1.1.6S
MOLECULAR ANALYSIS OF GENE-FOR-GENE SPECIFICITIES OF THE ALLELES OF THE FLAX L GENE FOR RUST RESISTANCE

J ELLIS1, G LAWRENCE1, J LUCK1, P DODDS1, M AYLIFFE1, K SHEPHERD2, D FROST1 and J FINNEGAN1

1CSIRO-Plant Industry, GPO Box 1600, Canberra, ACT, 2601 Australia; 2Department of Plant Science, Waite Campus, PMB1, Glen Osmond, 5064 Australia

Background and objectives
Thirteen different rust resistance specificities are genetically mapped to the L locus in flax. The locus contains a single resistance gene of the nucleotide-binding site-leucine-rich repeat class (NBS-LRR) and the gene has 13 allelic alternatives. The objectives of this study were to determine whether cloned alleles were sufficient for rust resistance and specificity determination, and to compare the sequences of the alleles and their protein products in an attempt to identify important regions for specificity determination and indications concerning the evolution of new alleles.

Results and conclusions
Twelve of the 13 L alleles for rust resistance were cloned and sequenced. An additional L allele (LH) from a variety of flax susceptible to all flax rust isolates was also sequenced, providing a total of 13 alleles for comparison. Ten allelic products were very similar to the product of the originally characterized L6 allele [1]. While variation occurred throughout the amino-acid sequences, it was more pronounced in the LRR region. Three alleles had undergone large deletions (L1 and L8) or sequence duplication (L2) in the LRR-encoding region of the gene. Transgenic plant experiments using the L2, L6 and L10 alleles indicated that the cloned genes were sufficient for specific rust resistance. Expression of two cDNA clones of L6 using the 35S promoter indicated that specificity was determined by the coding region and that alternative spliced mRNA products identified in L6 plants that involve the splicing or retention of intron 3 [1] may not be necessary for resistance.
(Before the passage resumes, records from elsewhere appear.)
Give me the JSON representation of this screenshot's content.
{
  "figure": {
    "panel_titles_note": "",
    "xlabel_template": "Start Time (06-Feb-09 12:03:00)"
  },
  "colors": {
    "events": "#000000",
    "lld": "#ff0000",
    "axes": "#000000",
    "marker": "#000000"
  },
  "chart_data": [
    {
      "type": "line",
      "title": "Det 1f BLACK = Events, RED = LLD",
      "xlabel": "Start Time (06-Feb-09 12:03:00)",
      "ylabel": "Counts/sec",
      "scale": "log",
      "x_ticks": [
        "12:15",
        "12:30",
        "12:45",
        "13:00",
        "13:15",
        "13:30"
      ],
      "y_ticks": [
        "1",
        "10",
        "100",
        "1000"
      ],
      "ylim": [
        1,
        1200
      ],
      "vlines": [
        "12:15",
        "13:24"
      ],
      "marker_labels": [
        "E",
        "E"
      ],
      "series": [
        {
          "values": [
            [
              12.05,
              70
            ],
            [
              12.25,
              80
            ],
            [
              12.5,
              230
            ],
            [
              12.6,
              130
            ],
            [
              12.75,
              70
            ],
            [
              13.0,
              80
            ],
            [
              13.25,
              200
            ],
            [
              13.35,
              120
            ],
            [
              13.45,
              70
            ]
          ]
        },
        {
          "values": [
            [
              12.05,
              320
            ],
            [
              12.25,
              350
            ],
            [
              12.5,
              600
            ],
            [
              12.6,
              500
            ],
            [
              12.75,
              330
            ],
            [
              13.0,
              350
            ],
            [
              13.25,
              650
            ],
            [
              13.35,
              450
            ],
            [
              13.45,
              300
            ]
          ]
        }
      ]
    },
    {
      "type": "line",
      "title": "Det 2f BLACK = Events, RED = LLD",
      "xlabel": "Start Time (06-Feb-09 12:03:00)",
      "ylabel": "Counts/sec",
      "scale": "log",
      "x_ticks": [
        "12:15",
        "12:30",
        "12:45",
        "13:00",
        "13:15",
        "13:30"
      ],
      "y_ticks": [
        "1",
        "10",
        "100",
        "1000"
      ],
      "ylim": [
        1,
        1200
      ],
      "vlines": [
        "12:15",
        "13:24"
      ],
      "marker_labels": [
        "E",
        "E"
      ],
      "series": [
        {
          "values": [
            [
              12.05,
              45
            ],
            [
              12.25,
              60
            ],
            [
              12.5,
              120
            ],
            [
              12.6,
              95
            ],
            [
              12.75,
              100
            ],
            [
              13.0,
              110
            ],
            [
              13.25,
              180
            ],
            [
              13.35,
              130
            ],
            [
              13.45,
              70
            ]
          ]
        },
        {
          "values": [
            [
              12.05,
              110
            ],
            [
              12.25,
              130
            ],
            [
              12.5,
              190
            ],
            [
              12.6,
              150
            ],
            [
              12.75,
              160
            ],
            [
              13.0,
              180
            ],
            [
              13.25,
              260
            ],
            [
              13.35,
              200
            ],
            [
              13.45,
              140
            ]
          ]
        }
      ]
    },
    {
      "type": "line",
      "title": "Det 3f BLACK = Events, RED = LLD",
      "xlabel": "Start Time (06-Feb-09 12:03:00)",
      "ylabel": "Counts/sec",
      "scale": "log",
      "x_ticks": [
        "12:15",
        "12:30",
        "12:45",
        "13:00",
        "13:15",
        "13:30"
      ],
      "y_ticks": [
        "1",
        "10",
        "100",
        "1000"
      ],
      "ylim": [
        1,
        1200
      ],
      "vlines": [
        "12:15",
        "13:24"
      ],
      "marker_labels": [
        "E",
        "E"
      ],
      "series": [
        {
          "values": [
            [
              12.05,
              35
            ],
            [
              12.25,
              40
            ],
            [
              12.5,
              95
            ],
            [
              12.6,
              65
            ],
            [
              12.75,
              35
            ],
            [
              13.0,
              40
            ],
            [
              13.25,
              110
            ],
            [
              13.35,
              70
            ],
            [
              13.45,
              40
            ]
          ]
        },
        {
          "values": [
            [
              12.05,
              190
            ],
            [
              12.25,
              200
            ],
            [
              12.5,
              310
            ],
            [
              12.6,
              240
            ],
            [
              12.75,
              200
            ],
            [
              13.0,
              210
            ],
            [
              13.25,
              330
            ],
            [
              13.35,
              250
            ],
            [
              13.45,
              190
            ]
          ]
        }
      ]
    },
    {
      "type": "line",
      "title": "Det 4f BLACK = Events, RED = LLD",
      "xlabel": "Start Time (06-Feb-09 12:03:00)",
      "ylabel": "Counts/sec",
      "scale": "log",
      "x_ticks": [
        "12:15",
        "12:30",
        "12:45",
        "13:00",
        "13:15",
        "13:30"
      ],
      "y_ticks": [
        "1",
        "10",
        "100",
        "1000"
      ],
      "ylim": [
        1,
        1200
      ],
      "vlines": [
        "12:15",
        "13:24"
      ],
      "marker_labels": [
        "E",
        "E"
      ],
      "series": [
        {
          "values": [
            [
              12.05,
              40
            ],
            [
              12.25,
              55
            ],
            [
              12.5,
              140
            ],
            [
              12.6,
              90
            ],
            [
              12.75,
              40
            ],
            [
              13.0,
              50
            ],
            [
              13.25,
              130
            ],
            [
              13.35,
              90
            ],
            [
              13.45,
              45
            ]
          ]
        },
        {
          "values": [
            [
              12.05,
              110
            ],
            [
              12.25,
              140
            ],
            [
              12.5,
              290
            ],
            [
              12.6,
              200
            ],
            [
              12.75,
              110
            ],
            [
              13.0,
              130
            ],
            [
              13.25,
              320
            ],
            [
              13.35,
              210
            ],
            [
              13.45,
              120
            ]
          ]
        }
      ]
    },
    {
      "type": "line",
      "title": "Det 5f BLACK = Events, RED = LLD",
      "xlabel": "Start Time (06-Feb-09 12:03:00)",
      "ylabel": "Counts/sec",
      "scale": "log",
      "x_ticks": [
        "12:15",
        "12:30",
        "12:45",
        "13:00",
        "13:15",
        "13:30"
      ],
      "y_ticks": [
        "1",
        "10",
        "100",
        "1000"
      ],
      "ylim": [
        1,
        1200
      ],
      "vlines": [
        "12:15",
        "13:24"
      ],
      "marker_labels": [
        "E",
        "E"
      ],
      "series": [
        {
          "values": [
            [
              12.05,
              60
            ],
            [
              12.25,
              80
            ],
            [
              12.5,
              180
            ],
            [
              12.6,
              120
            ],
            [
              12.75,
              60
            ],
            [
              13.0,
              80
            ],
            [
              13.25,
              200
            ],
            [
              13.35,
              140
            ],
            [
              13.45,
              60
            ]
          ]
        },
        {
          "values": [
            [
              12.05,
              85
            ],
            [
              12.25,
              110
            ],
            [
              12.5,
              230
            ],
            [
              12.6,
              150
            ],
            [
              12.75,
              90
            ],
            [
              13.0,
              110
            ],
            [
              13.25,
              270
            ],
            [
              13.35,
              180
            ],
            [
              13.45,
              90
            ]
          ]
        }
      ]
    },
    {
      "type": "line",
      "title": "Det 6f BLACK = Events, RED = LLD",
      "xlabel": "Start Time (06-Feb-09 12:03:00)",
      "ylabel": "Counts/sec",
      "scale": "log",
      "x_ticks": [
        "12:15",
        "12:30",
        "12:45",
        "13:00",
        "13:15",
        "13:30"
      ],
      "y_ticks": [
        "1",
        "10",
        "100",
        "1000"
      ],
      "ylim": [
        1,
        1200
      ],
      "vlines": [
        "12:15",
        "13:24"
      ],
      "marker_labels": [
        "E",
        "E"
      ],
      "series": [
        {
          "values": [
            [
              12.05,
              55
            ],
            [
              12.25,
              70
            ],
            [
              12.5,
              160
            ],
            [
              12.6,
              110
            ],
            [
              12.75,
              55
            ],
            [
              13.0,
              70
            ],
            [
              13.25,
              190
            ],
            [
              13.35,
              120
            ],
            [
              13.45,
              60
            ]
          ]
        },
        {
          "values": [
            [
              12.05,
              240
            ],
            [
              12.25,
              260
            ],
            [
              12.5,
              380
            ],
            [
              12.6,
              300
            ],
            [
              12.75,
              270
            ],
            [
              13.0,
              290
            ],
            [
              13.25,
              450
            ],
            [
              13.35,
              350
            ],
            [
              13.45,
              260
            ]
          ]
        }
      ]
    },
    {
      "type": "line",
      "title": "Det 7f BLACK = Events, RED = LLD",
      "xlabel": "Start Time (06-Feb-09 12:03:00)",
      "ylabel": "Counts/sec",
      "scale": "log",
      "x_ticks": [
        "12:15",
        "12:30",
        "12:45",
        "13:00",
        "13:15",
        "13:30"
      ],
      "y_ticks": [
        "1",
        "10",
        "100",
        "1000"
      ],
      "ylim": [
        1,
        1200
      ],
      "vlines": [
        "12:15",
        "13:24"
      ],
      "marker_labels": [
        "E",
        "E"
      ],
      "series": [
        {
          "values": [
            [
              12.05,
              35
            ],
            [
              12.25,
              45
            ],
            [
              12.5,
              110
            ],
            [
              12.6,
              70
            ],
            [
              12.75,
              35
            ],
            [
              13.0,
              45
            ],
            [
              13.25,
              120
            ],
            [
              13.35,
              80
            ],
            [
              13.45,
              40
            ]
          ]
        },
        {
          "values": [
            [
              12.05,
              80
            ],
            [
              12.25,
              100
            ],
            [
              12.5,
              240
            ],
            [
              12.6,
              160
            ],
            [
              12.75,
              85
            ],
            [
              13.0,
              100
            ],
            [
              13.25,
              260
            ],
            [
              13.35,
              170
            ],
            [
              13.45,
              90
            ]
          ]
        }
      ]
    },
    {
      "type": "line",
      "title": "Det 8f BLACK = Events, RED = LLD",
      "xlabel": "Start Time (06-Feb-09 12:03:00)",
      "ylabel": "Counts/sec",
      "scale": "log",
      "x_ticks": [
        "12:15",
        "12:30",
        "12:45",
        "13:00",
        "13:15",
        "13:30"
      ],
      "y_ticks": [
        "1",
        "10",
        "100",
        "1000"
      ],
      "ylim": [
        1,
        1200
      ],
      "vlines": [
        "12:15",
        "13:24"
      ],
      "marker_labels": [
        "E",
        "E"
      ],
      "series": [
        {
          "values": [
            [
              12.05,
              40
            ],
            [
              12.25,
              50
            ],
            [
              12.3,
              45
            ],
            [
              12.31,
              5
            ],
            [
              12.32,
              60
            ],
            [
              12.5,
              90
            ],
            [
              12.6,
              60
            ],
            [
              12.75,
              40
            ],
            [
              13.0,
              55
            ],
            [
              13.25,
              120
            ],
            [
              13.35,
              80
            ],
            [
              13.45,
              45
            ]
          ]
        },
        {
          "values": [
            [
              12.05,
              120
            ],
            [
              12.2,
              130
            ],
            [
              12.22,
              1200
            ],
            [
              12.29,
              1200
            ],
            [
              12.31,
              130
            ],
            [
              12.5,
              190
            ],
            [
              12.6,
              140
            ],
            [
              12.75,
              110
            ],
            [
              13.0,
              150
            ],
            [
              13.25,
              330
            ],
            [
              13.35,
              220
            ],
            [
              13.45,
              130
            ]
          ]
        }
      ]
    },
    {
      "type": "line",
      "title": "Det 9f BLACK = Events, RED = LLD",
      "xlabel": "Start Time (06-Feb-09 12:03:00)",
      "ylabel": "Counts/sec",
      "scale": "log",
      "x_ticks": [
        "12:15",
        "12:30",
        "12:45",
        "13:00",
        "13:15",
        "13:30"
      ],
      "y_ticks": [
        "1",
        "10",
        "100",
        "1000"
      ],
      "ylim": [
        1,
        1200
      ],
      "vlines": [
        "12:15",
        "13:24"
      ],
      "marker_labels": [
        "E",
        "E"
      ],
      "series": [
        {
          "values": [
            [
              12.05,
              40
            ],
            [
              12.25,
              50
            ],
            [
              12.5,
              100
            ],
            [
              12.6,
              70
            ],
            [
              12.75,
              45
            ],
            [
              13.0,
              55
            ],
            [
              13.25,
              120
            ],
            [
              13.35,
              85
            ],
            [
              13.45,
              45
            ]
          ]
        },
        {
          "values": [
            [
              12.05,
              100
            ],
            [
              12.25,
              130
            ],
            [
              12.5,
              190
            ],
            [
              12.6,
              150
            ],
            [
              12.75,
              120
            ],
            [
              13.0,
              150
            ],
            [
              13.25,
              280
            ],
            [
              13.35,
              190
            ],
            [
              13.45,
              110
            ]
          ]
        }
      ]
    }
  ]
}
The sequence comparisons and domain swap experiments indicated that the amino-terminal region and the LRR region both influence specificity. For example, L6 and L11 differ only in the LRR region or the protein product and determine distinct specificities. L6 and L7, however, differ only in the product of exon 1 and are identical in the rest of the protein, and also control distinct specificities. The sequence comparisons also indicate that allelic variation is generated by multiple crossing over or gene conversion events that shuffle pre-existing sequence variation into novel combinations.

References
1. Lawrence G et al., 1995. Plant Cell 7, 1195-1206.